1.1 The professional who is charged with reviewing the tax covenant must spend a considerable time in reviewing the various definitions that are used in the document: the definitions are often complex and incorporate many of the technical issues which arise in the negotiation of tax covenants.

1.2 Each of the more common definitions are detailed below with some explanatory comments.

2 Buyer’s Relief

1.2.1

Buyer’s Relief : means

2.1 From a drafting viewpoint, it is very useful to gather together the various types of reliefs and allowances which the Buyer considers belong to him.

2.2 The definition of Buyers Relief is used in limiting the effect of the definitions of Overprovisions and Understatements. It is also used in defining a Seller’s Relief, by default. The main purpose of the collective term “Buyer’s Relief” is therefore in limiting seller protection clauses.

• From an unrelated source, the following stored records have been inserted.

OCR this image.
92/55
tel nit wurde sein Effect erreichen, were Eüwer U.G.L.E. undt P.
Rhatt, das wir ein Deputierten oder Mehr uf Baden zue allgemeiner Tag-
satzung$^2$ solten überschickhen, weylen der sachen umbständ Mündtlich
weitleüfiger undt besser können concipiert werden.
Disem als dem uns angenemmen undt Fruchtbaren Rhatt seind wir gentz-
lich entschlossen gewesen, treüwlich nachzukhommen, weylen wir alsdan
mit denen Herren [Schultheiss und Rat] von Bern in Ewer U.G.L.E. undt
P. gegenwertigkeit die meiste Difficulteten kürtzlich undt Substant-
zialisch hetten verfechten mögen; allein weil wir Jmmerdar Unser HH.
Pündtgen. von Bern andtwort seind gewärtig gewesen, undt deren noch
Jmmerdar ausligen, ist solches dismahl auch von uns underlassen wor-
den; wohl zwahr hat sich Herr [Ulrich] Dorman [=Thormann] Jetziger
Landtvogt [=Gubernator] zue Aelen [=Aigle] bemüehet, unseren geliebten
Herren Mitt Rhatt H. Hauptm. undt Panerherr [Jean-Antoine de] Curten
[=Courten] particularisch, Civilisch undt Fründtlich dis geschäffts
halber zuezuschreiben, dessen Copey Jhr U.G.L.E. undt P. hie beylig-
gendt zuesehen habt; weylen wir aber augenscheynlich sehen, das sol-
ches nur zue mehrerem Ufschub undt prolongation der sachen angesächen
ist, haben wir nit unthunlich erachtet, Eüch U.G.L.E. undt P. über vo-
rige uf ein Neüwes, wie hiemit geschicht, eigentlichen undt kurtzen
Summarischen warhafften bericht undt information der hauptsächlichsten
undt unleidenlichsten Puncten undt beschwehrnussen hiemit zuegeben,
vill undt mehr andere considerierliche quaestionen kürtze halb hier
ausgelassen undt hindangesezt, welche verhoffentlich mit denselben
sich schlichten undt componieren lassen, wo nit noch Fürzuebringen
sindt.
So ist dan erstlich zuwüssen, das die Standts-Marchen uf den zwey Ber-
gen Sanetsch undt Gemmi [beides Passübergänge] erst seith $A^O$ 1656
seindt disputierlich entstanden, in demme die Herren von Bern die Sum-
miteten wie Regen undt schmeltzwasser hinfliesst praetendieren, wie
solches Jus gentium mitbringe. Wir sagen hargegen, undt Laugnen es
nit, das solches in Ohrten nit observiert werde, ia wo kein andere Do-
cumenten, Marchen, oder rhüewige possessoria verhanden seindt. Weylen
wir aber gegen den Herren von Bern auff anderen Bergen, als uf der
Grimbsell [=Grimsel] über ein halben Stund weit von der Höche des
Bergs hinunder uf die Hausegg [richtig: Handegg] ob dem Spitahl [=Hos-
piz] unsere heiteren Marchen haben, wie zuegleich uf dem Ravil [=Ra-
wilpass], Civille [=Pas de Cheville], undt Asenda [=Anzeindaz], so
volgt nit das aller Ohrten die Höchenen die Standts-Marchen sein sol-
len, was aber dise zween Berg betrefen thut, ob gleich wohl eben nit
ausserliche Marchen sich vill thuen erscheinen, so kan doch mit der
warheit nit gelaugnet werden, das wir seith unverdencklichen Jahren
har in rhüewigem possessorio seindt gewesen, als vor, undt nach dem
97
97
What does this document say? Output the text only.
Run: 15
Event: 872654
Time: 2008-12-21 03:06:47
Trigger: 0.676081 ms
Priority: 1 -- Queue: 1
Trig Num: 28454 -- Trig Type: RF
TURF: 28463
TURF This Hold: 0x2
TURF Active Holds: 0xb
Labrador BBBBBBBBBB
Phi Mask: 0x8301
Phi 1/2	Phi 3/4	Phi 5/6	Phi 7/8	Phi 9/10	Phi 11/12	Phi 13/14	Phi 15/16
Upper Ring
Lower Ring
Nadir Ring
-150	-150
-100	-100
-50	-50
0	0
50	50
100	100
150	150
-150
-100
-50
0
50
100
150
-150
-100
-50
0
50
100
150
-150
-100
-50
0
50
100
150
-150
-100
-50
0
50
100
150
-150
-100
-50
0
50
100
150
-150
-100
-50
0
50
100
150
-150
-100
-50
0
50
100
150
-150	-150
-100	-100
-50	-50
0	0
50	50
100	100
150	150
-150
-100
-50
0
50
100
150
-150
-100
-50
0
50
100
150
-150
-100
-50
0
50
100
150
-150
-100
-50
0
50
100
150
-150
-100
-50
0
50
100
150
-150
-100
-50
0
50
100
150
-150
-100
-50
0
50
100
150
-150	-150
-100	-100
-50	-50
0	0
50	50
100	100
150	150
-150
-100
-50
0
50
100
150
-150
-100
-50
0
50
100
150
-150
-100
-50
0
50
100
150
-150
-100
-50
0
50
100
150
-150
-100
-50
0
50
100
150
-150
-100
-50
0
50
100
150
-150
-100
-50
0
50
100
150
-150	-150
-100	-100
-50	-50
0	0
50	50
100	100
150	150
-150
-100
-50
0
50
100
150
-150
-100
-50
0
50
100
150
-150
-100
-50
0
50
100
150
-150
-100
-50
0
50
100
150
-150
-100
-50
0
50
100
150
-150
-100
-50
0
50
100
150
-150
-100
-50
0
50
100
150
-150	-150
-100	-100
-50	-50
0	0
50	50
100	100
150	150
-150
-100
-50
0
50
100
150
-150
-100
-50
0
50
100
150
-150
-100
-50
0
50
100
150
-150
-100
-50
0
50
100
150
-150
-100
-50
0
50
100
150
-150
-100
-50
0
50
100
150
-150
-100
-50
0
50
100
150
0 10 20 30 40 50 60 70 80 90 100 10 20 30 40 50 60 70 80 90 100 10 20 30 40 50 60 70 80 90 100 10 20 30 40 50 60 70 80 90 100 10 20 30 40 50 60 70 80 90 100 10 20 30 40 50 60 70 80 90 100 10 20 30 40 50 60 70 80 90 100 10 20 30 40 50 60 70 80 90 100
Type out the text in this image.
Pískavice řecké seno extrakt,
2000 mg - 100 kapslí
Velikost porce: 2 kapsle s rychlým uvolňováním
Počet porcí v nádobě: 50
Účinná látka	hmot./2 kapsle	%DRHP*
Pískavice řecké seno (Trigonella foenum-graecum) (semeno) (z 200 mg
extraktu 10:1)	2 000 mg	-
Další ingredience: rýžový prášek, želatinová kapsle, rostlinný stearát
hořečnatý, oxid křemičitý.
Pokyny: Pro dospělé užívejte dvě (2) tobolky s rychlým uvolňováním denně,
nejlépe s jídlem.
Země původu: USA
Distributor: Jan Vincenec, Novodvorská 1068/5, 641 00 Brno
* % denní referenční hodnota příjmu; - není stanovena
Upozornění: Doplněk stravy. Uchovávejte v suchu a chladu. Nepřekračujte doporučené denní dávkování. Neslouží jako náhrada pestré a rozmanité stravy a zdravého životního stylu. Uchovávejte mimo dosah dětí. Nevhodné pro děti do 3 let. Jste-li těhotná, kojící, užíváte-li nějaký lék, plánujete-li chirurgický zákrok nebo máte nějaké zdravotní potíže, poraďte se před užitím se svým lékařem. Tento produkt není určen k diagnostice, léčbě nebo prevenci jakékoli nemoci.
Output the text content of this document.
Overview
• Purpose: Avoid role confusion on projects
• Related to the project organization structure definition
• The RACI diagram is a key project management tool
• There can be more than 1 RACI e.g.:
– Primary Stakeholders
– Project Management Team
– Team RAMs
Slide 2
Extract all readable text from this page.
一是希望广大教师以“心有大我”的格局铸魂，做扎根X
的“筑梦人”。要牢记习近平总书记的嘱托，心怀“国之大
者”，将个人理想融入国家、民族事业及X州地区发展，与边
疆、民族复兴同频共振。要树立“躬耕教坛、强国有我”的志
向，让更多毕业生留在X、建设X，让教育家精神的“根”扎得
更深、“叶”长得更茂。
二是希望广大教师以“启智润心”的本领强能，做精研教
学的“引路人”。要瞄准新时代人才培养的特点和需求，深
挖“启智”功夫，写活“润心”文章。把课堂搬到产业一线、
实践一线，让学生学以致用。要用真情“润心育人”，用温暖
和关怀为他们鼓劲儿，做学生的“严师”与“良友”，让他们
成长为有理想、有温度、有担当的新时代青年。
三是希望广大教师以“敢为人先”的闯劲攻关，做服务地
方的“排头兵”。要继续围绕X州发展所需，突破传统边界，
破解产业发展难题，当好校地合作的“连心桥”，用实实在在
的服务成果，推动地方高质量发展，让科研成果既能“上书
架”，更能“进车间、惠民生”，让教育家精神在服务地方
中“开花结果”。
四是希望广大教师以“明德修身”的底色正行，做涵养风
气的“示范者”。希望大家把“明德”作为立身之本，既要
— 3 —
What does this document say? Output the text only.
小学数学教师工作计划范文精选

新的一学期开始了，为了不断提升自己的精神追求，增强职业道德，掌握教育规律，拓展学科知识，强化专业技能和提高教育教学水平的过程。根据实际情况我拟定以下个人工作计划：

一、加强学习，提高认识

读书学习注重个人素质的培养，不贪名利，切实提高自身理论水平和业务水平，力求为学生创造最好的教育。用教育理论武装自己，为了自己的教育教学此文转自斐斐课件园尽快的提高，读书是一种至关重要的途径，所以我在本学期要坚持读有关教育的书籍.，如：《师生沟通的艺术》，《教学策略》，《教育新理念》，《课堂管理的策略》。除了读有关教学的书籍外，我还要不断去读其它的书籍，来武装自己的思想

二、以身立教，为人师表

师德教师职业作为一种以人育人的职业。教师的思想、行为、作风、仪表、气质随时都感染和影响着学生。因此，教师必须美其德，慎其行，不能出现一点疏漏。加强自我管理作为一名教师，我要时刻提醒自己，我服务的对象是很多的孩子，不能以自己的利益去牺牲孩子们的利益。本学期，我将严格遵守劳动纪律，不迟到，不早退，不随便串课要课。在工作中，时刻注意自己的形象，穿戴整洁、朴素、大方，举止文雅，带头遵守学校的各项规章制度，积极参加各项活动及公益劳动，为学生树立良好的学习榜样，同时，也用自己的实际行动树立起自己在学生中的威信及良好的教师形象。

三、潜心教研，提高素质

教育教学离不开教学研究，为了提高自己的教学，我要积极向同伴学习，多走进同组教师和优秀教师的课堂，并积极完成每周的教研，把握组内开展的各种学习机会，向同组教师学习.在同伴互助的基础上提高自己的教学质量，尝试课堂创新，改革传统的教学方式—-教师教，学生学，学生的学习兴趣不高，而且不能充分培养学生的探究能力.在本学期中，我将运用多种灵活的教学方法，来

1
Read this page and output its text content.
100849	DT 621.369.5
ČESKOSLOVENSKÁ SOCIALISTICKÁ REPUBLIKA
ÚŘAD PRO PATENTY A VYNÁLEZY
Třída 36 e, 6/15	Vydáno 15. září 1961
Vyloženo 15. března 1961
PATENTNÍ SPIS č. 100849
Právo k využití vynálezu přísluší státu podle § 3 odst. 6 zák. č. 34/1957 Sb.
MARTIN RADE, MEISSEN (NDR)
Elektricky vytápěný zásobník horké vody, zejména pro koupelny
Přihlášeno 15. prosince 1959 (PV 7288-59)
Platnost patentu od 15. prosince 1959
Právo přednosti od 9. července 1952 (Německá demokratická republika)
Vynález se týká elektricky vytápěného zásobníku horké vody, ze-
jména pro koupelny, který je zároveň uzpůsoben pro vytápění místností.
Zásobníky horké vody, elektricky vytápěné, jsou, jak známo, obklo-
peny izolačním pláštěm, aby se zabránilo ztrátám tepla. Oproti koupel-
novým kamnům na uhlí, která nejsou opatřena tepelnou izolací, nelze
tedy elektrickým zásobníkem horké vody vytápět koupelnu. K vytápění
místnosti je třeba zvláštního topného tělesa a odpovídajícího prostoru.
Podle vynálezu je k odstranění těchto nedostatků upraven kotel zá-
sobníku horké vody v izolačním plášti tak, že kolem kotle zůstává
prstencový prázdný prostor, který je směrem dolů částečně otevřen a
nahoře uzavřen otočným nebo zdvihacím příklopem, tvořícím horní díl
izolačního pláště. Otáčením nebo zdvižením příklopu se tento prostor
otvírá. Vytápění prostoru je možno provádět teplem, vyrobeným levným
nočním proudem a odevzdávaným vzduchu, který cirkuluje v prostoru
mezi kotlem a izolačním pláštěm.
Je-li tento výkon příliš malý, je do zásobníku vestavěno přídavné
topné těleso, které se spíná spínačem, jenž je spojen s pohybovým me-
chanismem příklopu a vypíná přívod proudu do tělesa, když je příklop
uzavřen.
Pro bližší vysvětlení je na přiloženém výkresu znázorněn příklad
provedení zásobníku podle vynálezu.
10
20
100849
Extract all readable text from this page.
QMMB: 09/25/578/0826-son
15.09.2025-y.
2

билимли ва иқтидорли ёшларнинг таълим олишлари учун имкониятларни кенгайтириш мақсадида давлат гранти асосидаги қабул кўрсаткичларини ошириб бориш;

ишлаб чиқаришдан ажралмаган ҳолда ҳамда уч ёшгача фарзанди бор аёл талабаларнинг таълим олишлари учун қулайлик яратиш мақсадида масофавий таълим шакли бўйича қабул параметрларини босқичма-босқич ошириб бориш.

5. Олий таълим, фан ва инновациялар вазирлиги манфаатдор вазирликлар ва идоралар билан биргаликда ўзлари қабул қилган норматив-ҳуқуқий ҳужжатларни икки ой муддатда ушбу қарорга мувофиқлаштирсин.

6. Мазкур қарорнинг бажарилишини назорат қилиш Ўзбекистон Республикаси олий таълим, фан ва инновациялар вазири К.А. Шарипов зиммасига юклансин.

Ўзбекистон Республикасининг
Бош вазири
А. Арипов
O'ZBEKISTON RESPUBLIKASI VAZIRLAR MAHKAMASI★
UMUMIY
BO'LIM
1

In other parts of the tax covenant, such as due dates for payment and measurement of the Tax Liability, it is necessary to refer to the individual components of Buyer’s Relief, rather than using the collective noun. 2.3 The Buyer considers that these Reliefs belong to him on one of two grounds: either on the basis that the existence of the tax asset was assumed in the price paid for the shares, or they relate to reliefs of the Company created in the Buyer group. . The definition of Relief is given below, but part of its essence is covered in the following examples. The various Reliefs are explained in turn.

Deferred Tax Relief

(a) any Relief to the extent that it has been taken into account in computing and so reducing or eliminating any provision for deferred Tax which appears in the Completion Accounts, or which but for such Relief would have appeared in the Completion Accounts or to the extent that it was taken into account in computing any deferred Tax asset which appears in the Completion Accounts (“Deferred Tax Relief”).